Los dulces de boniato son un descubrimiento para mí. Los descubrí leyéndo a Sweetapolita.

Lo de Sweet potato me sedujo ¿No te pasa? Es un nombre con glamour, para una patata rústica y dulzona, que aquí, en España, se comía principalmente asada en invierno. Sin embargo puede utilizarse, además de en cremas o purés buenísimos en otoño y en invierno; para dulces. Puede ser delicioso, tanto en bizcochos, para tartas, muffins o cupcakes, como para hacer pies, las clásicas tartas américanas, rollo tarta de calabaza, que, con un par de ajustes ¡Queda espectacular si haces el relleno de boniato!

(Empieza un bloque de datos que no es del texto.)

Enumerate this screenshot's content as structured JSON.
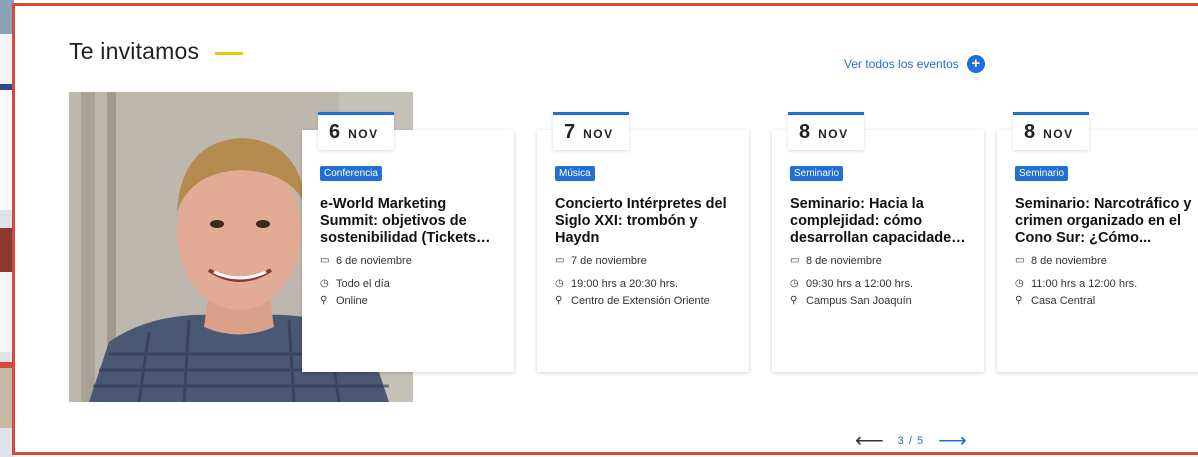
{
  "section": {
    "title": "Te invitamos",
    "see_all_label": "Ver todos los eventos",
    "accent_color": "#f2c300",
    "link_color": "#1f6fd4"
  },
  "events": [
    {
      "day": "6",
      "month": "NOV",
      "tag": "Conferencia",
      "title": "e-World Marketing Summit: objetivos de sostenibilidad (Tickets…",
      "date": "6 de noviembre",
      "time": "Todo el día",
      "place": "Online"
    },
    {
      "day": "7",
      "month": "NOV",
      "tag": "Música",
      "title": "Concierto Intérpretes del Siglo XXI: trombón y Haydn",
      "date": "7 de noviembre",
      "time": "19:00 hrs a 20:30 hrs.",
      "place": "Centro de Extensión Oriente"
    },
    {
      "day": "8",
      "month": "NOV",
      "tag": "Seminario",
      "title": "Seminario: Hacia la complejidad: cómo desarrollan capacidade…",
      "date": "8 de noviembre",
      "time": "09:30 hrs a 12:00 hrs.",
      "place": "Campus San Joaquín"
    },
    {
      "day": "8",
      "month": "NOV",
      "tag": "Seminario",
      "title": "Seminario: Narcotráfico y crimen organizado en el Cono Sur: ¿Cómo...",
      "date": "8 de noviembre",
      "time": "11:00 hrs a 12:00 hrs.",
      "place": "Casa Central"
    }
  ],
  "pager": {
    "text": "3 / 5",
    "prev_icon": "arrow-left-icon",
    "next_icon": "arrow-right-icon"
  },
  "icons": {
    "calendar": "calendar-icon",
    "clock": "clock-icon",
    "location": "location-pin-icon",
    "plus": "plus-circle-icon"
  }
}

Si bien es cierto que el boniato es dulce, que es sabroso, y que es…feote, lo que nos interesa a ti y a mí es cómo se porta en cuanto elaboración de dulces se refiere. Para hacer repostería con él, tienes que contar con que el boniato es denso y fibroso, por eso conseguir un bizcocho esponjoso o un pie cremoso, requiere quererle como es.

Porque, bien asado (más adelante te cuento cómo puedes sacarle todo el partido a su sabor y dulzura), cuidando que no absorba agua, bien triturado, y pesando muy bien la cantidad que añades a la masa (esto sí es importante), el resultado pueden ser dulces increíblemente jugosos, de sabor deliciosamente rico, lleno de matices ¡A mí es que me vuelve loca! ¿A ti?

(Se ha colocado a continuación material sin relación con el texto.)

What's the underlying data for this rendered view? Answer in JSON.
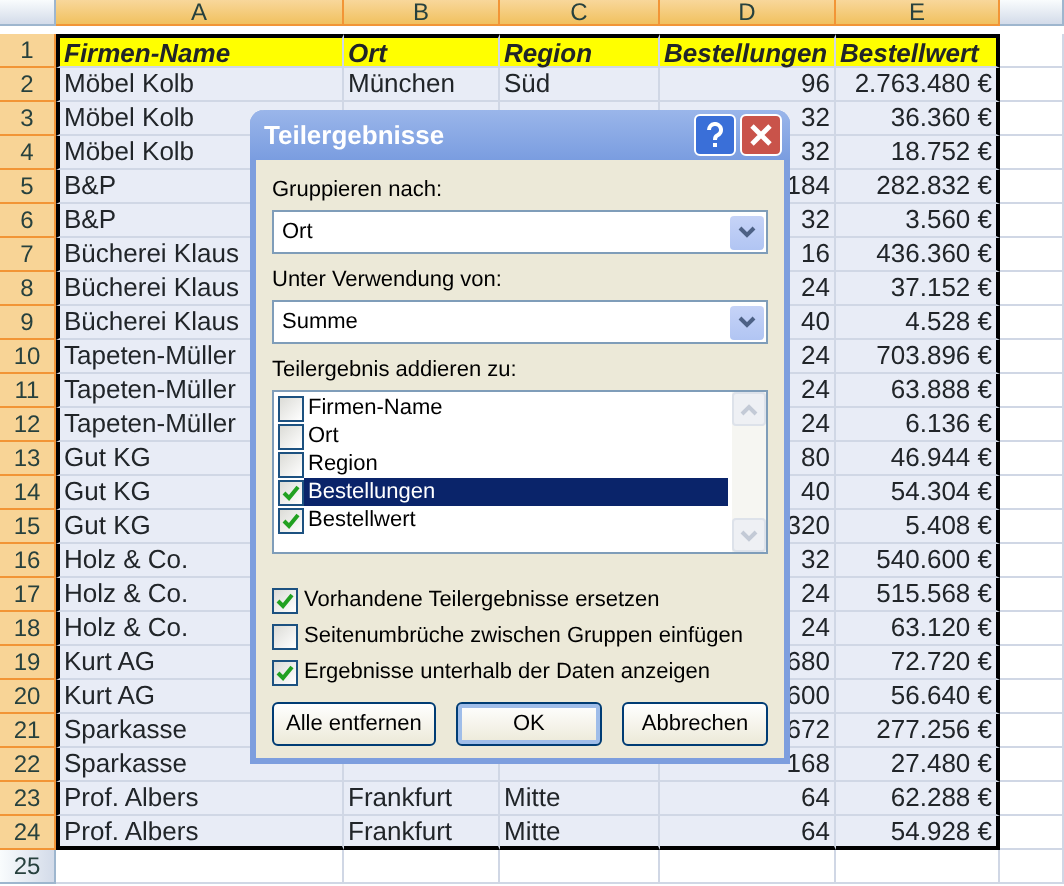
{
  "sheet": {
    "columns": [
      {
        "label": "A",
        "selected": true
      },
      {
        "label": "B",
        "selected": true
      },
      {
        "label": "C",
        "selected": true
      },
      {
        "label": "D",
        "selected": true
      },
      {
        "label": "E",
        "selected": true
      }
    ],
    "rows": [
      {
        "number": "1",
        "kind": "header",
        "selected": true,
        "cells": {
          "A": "Firmen-Name",
          "B": "Ort",
          "C": "Region",
          "D": "Bestellungen",
          "E": "Bestellwert"
        }
      },
      {
        "number": "2",
        "kind": "data",
        "selected": true,
        "cells": {
          "A": "Möbel Kolb",
          "B": "München",
          "C": "Süd",
          "D": "96",
          "E": "2.763.480 €"
        }
      },
      {
        "number": "3",
        "kind": "data",
        "selected": true,
        "cells": {
          "A": "Möbel Kolb",
          "D": "32",
          "E": "36.360 €"
        }
      },
      {
        "number": "4",
        "kind": "data",
        "selected": true,
        "cells": {
          "A": "Möbel Kolb",
          "D": "32",
          "E": "18.752 €"
        }
      },
      {
        "number": "5",
        "kind": "data",
        "selected": true,
        "cells": {
          "A": "B&P",
          "D": "184",
          "E": "282.832 €"
        }
      },
      {
        "number": "6",
        "kind": "data",
        "selected": true,
        "cells": {
          "A": "B&P",
          "D": "32",
          "E": "3.560 €"
        }
      },
      {
        "number": "7",
        "kind": "data",
        "selected": true,
        "cells": {
          "A": "Bücherei Klaus",
          "D": "16",
          "E": "436.360 €"
        }
      },
      {
        "number": "8",
        "kind": "data",
        "selected": true,
        "cells": {
          "A": "Bücherei Klaus",
          "D": "24",
          "E": "37.152 €"
        }
      },
      {
        "number": "9",
        "kind": "data",
        "selected": true,
        "cells": {
          "A": "Bücherei Klaus",
          "D": "40",
          "E": "4.528 €"
        }
      },
      {
        "number": "10",
        "kind": "data",
        "selected": true,
        "cells": {
          "A": "Tapeten-Müller",
          "D": "24",
          "E": "703.896 €"
        }
      },
      {
        "number": "11",
        "kind": "data",
        "selected": true,
        "cells": {
          "A": "Tapeten-Müller",
          "D": "24",
          "E": "63.888 €"
        }
      },
      {
        "number": "12",
        "kind": "data",
        "selected": true,
        "cells": {
          "A": "Tapeten-Müller",
          "D": "24",
          "E": "6.136 €"
        }
      },
      {
        "number": "13",
        "kind": "data",
        "selected": true,
        "cells": {
          "A": "Gut KG",
          "D": "80",
          "E": "46.944 €"
        }
      },
      {
        "number": "14",
        "kind": "data",
        "selected": true,
        "cells": {
          "A": "Gut KG",
          "D": "40",
          "E": "54.304 €"
        }
      },
      {
        "number": "15",
        "kind": "data",
        "selected": true,
        "cells": {
          "A": "Gut KG",
          "D": "320",
          "E": "5.408 €"
        }
      },
      {
        "number": "16",
        "kind": "data",
        "selected": true,
        "cells": {
          "A": "Holz & Co.",
          "D": "32",
          "E": "540.600 €"
        }
      },
      {
        "number": "17",
        "kind": "data",
        "selected": true,
        "cells": {
          "A": "Holz & Co.",
          "D": "24",
          "E": "515.568 €"
        }
      },
      {
        "number": "18",
        "kind": "data",
        "selected": true,
        "cells": {
          "A": "Holz & Co.",
          "D": "24",
          "E": "63.120 €"
        }
      },
      {
        "number": "19",
        "kind": "data",
        "selected": true,
        "cells": {
          "A": "Kurt AG",
          "D": "680",
          "E": "72.720 €"
        }
      },
      {
        "number": "20",
        "kind": "data",
        "selected": true,
        "cells": {
          "A": "Kurt AG",
          "D": "600",
          "E": "56.640 €"
        }
      },
      {
        "number": "21",
        "kind": "data",
        "selected": true,
        "cells": {
          "A": "Sparkasse",
          "D": "672",
          "E": "277.256 €"
        }
      },
      {
        "number": "22",
        "kind": "data",
        "selected": true,
        "cells": {
          "A": "Sparkasse",
          "D": "168",
          "E": "27.480 €"
        }
      },
      {
        "number": "23",
        "kind": "data",
        "selected": true,
        "cells": {
          "A": "Prof. Albers",
          "B": "Frankfurt",
          "C": "Mitte",
          "D": "64",
          "E": "62.288 €"
        }
      },
      {
        "number": "24",
        "kind": "data",
        "selected": true,
        "cells": {
          "A": "Prof. Albers",
          "B": "Frankfurt",
          "C": "Mitte",
          "D": "64",
          "E": "54.928 €"
        }
      },
      {
        "number": "25",
        "kind": "data",
        "selected": false,
        "cells": {}
      }
    ]
  },
  "dialog": {
    "title": "Teilergebnisse",
    "group_by": {
      "label": "Gruppieren nach:",
      "value": "Ort"
    },
    "function": {
      "label": "Unter Verwendung von:",
      "value": "Summe"
    },
    "add_to": {
      "label": "Teilergebnis addieren zu:",
      "items": [
        {
          "label": "Firmen-Name",
          "checked": false,
          "selected": false
        },
        {
          "label": "Ort",
          "checked": false,
          "selected": false
        },
        {
          "label": "Region",
          "checked": false,
          "selected": false
        },
        {
          "label": "Bestellungen",
          "checked": true,
          "selected": true
        },
        {
          "label": "Bestellwert",
          "checked": true,
          "selected": false
        }
      ]
    },
    "options": [
      {
        "label": "Vorhandene Teilergebnisse ersetzen",
        "checked": true
      },
      {
        "label": "Seitenumbrüche zwischen Gruppen einfügen",
        "checked": false
      },
      {
        "label": "Ergebnisse unterhalb der Daten anzeigen",
        "checked": true
      }
    ],
    "buttons": [
      {
        "label": "Alle entfernen",
        "default": false
      },
      {
        "label": "OK",
        "default": true
      },
      {
        "label": "Abbrechen",
        "default": false
      }
    ]
  }
}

Si la respuesta es que a ti no, ya tienes una razón más para probar a hacer estos muffins y darle una oportunidad a las patatas feas con pelos.

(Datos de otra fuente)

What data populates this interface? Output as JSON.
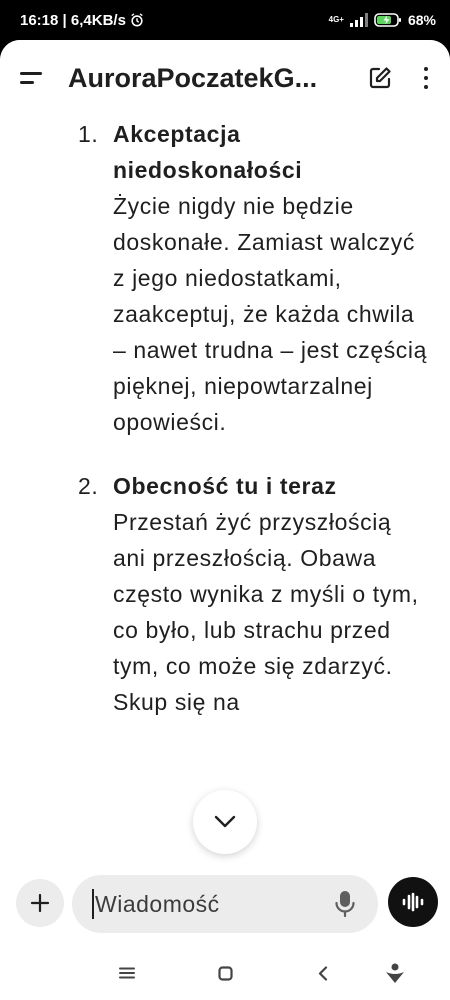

Ahora que ya hemos aceptado al boniato como animal de compañía, sólo es necesario que tengas en cuenta ese aspecto de él: Su densidad.

Abriendo momento empollona: El caso es que el boniato es tan denso que lograr bizcochos esponjosos con él, más aún que con la calabaza, requiere una masa bien aireada, que tenga una estructura interna resistente, pero que no sea demasiado densa (como sucede con los bizcochos de mantequilla que haces utilizando el método cremoso), porque buscas precisamente compensar la densidad del boniato. Por esta razón yo he escogido utilizar el método Genovés o de masa y espuma para hacerlo. Tiene su razón de ser, porque siempre que uses este método la base será huevo muy bien montado, al que añades el azúcar y una grasa líquida, por eso la estructura que lograrás será resistente, pero ligera. Como grasa puedes usar aceite o mantequilla fundida y templada, que añadirás una vez que el huevo esté muy bien montado. Una vez esté mullido, esponjoso y lleno de aire, junto al azúcar, tendrás una masa cremosa y espesa, que será la base de todo el bizcocho; gracias a la albumina de las claras, que te ayudará a que se  formen burbujas de aire en la masa, y a la lecitina de la yema, que hace que la mezcla esté perfectamente cohesionada, que ligue, la base será una estructura perfecta, que ayude a mitigar la consistencia pesada del boniato;  para que, a pesar de añadir un ingrediente denso y húmedo, el resultado sea esponjoso.

Montar muy bien el huevo con el azúcar será la clave de un resultado esponjoso y un cuajado uniforme y perfecto. Es mi método favorito, aunque cada uno tiene sus ventajas. Pero para este bizcocho ¡Esta será nuestra estrategia!

Además del aire que introduzcas, la receta lleva una buena cantidad de impulsores, que levantarán la masa; no añadas más, pensando que así crecerán más y lograrás el “efecto muffin”; ese efecto lo lograrás metiendo los muffins en un horno bien caliente, que les de un golpe fuerte de calor y haga que crezcan mucho y hacia arriba al principio. Aunque luego seguirán creciendo.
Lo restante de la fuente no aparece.